3. Take advantage of employer-sponsored retirement plans
The big advantage of employer-sponsored retirement plans like a 401(k) or a 403(b) is that they often offer matching contributions. Essentially, this means that if you put in some money, your employer will match it to varying degrees. For example, my employer offers 100% matching up to 10% of my income. If I put 10% of my paycheck into my 401(k), my employer ponies up the exact same amount. I get to keep all of it and watch it grow over time. Some employers only match the first 3% or 5%. That’s ok. Free money is free money.[You May Also Like: 3 Credit Mistakes That Are Costing Baby Boomers an Easier Retirement]
This is the most powerful type of retirement savings tool, because you will never beat a 100% return on your investment – not in any conventional, legal means, anyway. If your employer offers such a plan, you should absolutely take advantage of it and contribute at least the percentage they’ll match.
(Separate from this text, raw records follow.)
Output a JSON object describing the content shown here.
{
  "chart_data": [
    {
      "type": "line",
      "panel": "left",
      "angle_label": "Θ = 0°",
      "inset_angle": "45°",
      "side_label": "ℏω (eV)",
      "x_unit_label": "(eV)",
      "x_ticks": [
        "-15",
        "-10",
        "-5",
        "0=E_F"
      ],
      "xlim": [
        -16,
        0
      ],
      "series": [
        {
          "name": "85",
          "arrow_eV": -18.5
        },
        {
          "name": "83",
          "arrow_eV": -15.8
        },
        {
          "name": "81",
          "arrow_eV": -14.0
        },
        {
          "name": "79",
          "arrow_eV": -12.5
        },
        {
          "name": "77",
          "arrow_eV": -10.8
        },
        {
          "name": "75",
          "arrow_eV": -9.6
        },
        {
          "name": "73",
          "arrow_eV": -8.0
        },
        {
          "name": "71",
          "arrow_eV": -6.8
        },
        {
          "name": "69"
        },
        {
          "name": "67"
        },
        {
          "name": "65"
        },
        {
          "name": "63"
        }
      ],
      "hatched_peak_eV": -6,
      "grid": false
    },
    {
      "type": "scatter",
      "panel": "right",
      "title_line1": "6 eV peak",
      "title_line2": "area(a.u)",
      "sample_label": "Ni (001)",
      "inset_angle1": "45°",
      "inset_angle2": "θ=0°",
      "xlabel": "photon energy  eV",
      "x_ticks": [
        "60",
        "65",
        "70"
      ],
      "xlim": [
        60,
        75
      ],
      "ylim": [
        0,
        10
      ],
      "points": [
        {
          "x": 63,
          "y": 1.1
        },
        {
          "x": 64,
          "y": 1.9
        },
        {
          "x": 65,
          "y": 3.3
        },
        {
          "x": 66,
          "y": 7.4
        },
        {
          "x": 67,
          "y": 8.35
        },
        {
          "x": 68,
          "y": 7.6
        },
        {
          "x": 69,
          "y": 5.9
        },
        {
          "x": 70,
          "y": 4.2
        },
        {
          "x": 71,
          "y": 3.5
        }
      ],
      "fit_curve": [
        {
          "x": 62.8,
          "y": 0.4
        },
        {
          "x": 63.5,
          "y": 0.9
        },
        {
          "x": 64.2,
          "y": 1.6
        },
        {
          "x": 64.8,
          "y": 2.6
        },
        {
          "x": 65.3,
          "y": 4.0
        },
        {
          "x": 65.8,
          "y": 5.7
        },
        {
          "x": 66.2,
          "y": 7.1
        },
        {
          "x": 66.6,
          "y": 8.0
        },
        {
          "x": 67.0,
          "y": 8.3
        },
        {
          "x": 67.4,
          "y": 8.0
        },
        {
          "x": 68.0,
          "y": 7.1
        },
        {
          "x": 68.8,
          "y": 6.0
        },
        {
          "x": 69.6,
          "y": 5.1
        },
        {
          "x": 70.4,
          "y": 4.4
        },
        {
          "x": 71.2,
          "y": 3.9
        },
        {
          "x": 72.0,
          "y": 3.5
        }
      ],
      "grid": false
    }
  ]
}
4. Use individual retirement accounts
After you contribute enough money in an employer-sponsored retirement plan to reach the matching percentage, then what do you do? What do you do if your employer doesn’t offer matching, or doesn’t even have a retirement plan at all? In that case, consider an individual retirement account (IRA).
The two main types of IRAs are Roth and traditional. Many young people favor Roth IRAs, because you pay taxes on the money when you put it in, not when you withdraw it during retirement. With a traditional IRA, on the other hand, contributions are tax-free. You’ll be taxed on the money and its earnings, when you take distributions.
Which is right for you? Many financial experts say the best tax is the one you can put off to a future year. Alternatively, try to guess when you’ll be in a lower tax bracket — now or in retirement.
Tip: If you think you’ll make more money in retirement, use a Roth IRA and pay the tax now. If you’re well into your career and you earn more than you expect in retirement, use the 401(k) and pay the taxes later.
5. Rethink your version of retirement
Today’s retirees are expected to work hard and save up a huge chunk of their paychecks until they reach a certain age when they magically stop doing all work and just hang out until they pass away peacefully.
Unfortunately, this model of retirement doesn’t work well for most people today. A 2015 study by the U.S. Government Accountability Office found that about half of people approaching retirement age have no savings whatsoever to support them.
The current model of retirement will not be sustainable in the future. Millennial retirees will need to consider delaying retirement longer than their parents and grandparents. Many millennials will also need to work part-time into retirement to supplement their income.
6. Consult an advisor
Retirement planning is a long and complicated process, different for everybody. These are just general guidelines, and you should talk to a qualified financial planner to create a custom plan for themselves. The earlier you start the planning process, the better.
Even if you don’t consult a financial advisor until well into your working years, the key is to start saving now. By harnessing the power of time and compound interest, there is no excuse for any millennial to go broke if they are lucky enough to live to 100.